KEVIN FLOYD (2009). THE REIFICATION OF DESIRE: TOWARD A QUEER MARXISM. MINNEAPOLIS AND LONDON: UNIVERSITY OF MINNESOTA PRESS. ISBN: 978-0-8166-4395-0 (HB); 978-0-8166-4396-7 (PB).
2010
During the last decade, queer studies has become increasingly engaged with the critical analysis of class and capital. As gay men and lesbians have achieved new levels of media visibility and legislative equality in the West, scholars and activists have traced the emergence of a new homonormativity, a rerouting of the queer agenda into a politics based on consumption and privatised rights that willingly colludes with the wider dynamics of contemporary neoliberalism. Fifteen years ago, these critical developments could hardly have been foreseen within the queer academy. The initial wave of queer texts that broke across the shores of Anglophone universities in the mid-1990s – dominated by the foundational work of Judith Butler and Eve Kosofky Sedgwick, and by the take up of Foucault’s The History of Sexuality – set Marxists and queer theorists defiantly at odds.
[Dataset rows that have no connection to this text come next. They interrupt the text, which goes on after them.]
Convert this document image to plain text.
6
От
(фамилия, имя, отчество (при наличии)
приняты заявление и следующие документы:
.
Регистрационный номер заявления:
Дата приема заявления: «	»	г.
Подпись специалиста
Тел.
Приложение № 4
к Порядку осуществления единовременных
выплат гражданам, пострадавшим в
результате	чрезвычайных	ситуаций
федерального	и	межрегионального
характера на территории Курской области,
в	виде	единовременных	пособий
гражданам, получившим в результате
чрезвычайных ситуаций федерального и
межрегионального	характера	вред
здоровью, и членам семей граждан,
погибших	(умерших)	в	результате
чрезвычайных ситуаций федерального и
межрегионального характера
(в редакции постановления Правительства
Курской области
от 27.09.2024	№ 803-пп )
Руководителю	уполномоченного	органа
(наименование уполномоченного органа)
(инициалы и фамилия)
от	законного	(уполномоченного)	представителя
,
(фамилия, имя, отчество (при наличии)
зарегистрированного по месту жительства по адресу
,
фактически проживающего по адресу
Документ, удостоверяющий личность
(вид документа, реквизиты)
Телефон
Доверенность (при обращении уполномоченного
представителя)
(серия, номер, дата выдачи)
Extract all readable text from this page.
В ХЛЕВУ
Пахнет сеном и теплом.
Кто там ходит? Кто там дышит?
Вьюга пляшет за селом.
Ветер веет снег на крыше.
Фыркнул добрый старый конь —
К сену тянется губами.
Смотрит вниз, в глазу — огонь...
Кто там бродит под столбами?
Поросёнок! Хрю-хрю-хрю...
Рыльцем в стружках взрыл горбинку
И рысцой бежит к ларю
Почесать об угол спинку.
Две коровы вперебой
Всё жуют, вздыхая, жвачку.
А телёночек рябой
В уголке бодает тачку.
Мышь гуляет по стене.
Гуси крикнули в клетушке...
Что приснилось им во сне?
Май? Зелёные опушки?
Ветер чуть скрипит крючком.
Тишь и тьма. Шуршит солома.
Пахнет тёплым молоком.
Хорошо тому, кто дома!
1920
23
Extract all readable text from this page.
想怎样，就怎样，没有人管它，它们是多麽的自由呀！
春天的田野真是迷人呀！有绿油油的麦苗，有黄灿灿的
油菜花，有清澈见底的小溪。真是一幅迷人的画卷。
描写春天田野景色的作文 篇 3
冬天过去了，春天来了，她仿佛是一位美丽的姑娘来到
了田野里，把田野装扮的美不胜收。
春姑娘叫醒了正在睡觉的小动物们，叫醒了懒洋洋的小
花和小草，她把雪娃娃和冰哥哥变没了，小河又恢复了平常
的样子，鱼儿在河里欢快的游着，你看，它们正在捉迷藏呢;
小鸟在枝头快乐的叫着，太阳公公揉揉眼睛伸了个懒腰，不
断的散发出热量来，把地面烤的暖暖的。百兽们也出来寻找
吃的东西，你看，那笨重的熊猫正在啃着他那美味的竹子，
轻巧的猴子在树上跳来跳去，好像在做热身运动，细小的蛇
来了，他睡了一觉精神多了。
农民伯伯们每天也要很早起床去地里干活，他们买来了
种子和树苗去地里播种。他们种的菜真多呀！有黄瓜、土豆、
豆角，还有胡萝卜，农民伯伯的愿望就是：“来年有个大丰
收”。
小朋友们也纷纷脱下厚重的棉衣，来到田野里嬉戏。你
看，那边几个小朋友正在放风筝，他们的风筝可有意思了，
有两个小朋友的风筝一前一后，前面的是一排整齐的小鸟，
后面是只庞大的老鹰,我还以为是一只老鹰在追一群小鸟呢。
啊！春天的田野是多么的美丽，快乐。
The problem with queer theory, Marxists proclaimed, was that its deconstructive impulse seemed constitutionally unable to take account of the basic forces of material production. The problem with Marxist theory, queer advocates countered, lay in its wilful myopia around issues of sexual identity, something mistakenly treated as epiphenomenal and irrelevant to the project of historical materialism. Such heterosexist presumptions, the argument ran, could only be critiqued from a position exterior to Marxism itself.